Lin Duomao, Cui Boqun, Qi Zeyou, Liu Wenjun, Zhang Guanzheng
Center for Anesthesiology, Beijing Anzhen Hospital, Capital Medical University, No. 2, Anzhen Road, Beijing, 100029, People's Republic of China.
J Cardiovasc Transl Res. 2023 Dec;16(6):1373-1382. doi: 10.1007/s12265-023-10420-7. Epub 2023 Aug 16.
Penehyclidine hydrochloride (PHC) is an anticholinergic drug with cardioprotective effects. Ferroptosis is closely related to myocardial ischaemia-reperfusion injury (MIRI). In the present study, MIRI was induced in rats by left anterior descending coronary artery ligation. PHC pretreatment increased haemodynamic parameters and histopathological damage and reduced myocardial infarction size in the MIRI model. PHC pretreatment also inhibited ferroptosis, which was characterized by the decreased levels of Fe, 4-hydroxynonenal and ACSL4, and increased levels of GPX4, GSH-Px and GST. In response to 6 h of oxygen-glucose deprivation and 18 h of reoxygenation, PHC pretreatment had the same effects on these factors in H9c2 cells and reduced lipid ROS levels. Furthermore, ACSL4 overexpression reversed the protective effects of PHC on H9c2 cells. These results indicated that PHC inhibited MIRI through ACSL4-mediated ferroptosis. This study demonstrated that PHC could inhibit ferroptosis in MIRI and the relationship among PHC, ACSL4, ferroptosis and MIRI. This study demonstrated the inhibitory effect of PHC on ferroptosis and showed that PHC affects MIRI through ACSL4-mediated ferroptosis in vivo and in vitro.

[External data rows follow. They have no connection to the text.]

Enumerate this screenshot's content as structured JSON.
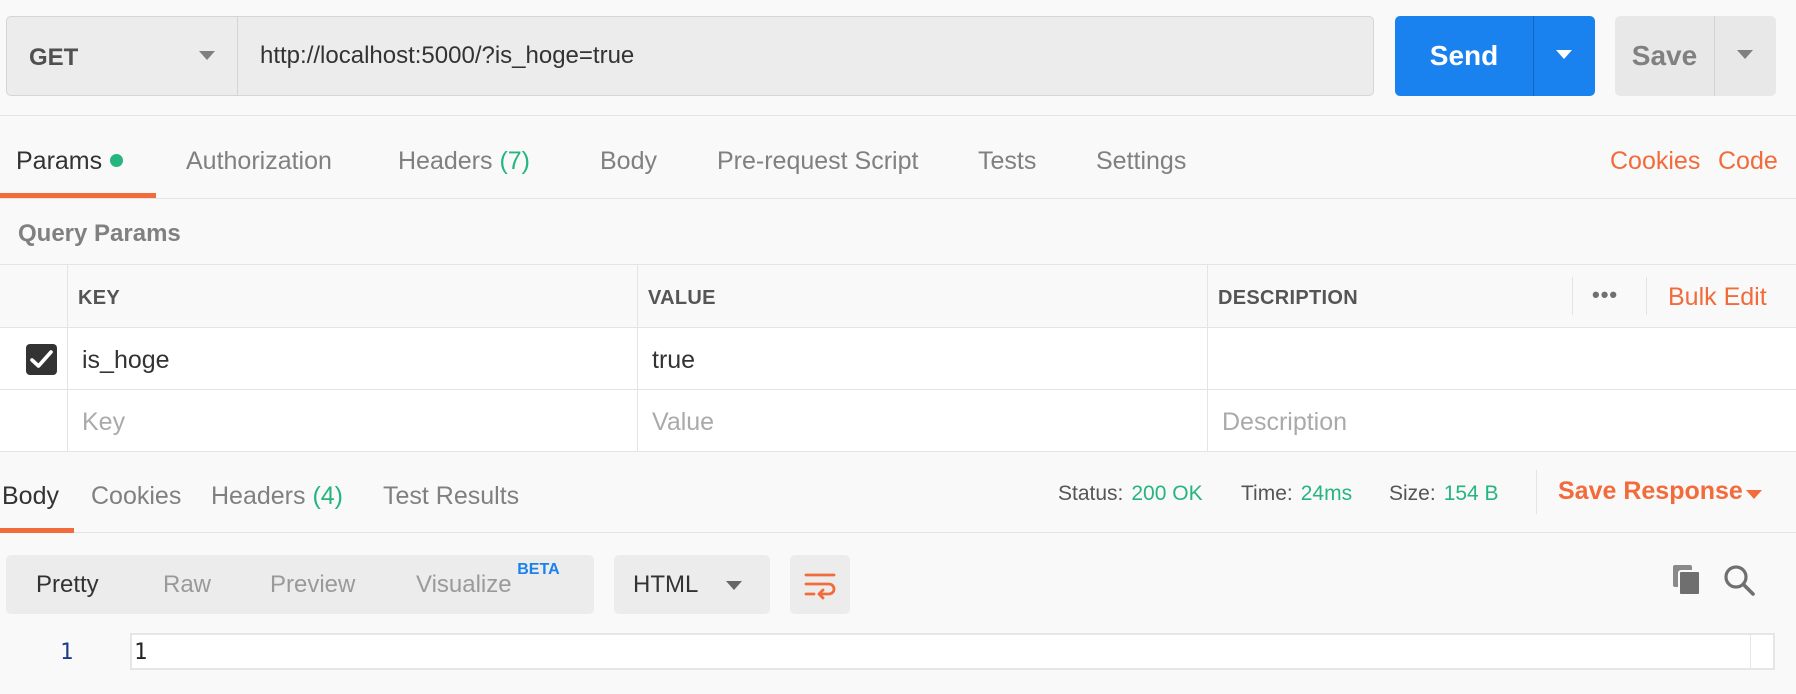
{
  "request": {
    "method": "GET",
    "url": "http://localhost:5000/?is_hoge=true",
    "send_label": "Send",
    "save_label": "Save"
  },
  "request_tabs": {
    "params": "Params",
    "authorization": "Authorization",
    "headers": "Headers",
    "headers_count": "(7)",
    "body": "Body",
    "prerequest": "Pre-request Script",
    "tests": "Tests",
    "settings": "Settings",
    "cookies": "Cookies",
    "code": "Code"
  },
  "query_params": {
    "title": "Query Params",
    "columns": {
      "key": "KEY",
      "value": "VALUE",
      "description": "DESCRIPTION"
    },
    "bulk_edit": "Bulk Edit",
    "more": "•••",
    "rows": [
      {
        "checked": true,
        "key": "is_hoge",
        "value": "true",
        "description": ""
      }
    ],
    "placeholders": {
      "key": "Key",
      "value": "Value",
      "description": "Description"
    }
  },
  "response_tabs": {
    "body": "Body",
    "cookies": "Cookies",
    "headers": "Headers",
    "headers_count": "(4)",
    "test_results": "Test Results"
  },
  "response_status": {
    "status_label": "Status:",
    "status_value": "200 OK",
    "time_label": "Time:",
    "time_value": "24ms",
    "size_label": "Size:",
    "size_value": "154 B",
    "save_response": "Save Response"
  },
  "response_view": {
    "modes": [
      "Pretty",
      "Raw",
      "Preview",
      "Visualize"
    ],
    "beta": "BETA",
    "format": "HTML",
    "lines": [
      {
        "number": "1",
        "text": "1"
      }
    ]
  },
  "colors": {
    "accent": "#f26b3a",
    "primary": "#1a82ee",
    "success": "#26b47f"
  },
  "icons": [
    "chevron-down-icon",
    "checkmark-icon",
    "wrap-lines-icon",
    "copy-icon",
    "search-icon",
    "more-icon"
  ]
}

盐酸戊乙奎醚(PHC)是一种具有心脏保护作用的抗胆碱能药物。铁死亡与心肌缺血再灌注损伤(MIRI)密切相关。在本研究中,通过结扎左冠状动脉前降支在大鼠中诱导MIRI。PHC预处理增加了血流动力学参数并减轻了组织病理学损伤,缩小了MIRI模型中的心肌梗死面积。PHC预处理还抑制了铁死亡,其特征是铁、4-羟基壬烯醛和ACSL4水平降低,以及GPX4、GSH-Px和GST水平升高。在缺氧缺糖6小时和复氧18小时的条件下,PHC预处理对H9c2细胞中的这些因子具有相同的作用,并降低了脂质活性氧水平。此外,ACSL4过表达逆转了PHC对H9c2细胞的保护作用。这些结果表明,PHC通过ACSL4介导的铁死亡抑制MIRI。本研究证明了PHC可抑制MIRI中的铁死亡以及PHC、ACSL4、铁死亡和MIRI之间的关系。本研究证明了PHC对铁死亡的抑制作用,并表明PHC在体内和体外通过ACSL4介导的铁死亡影响MIRI。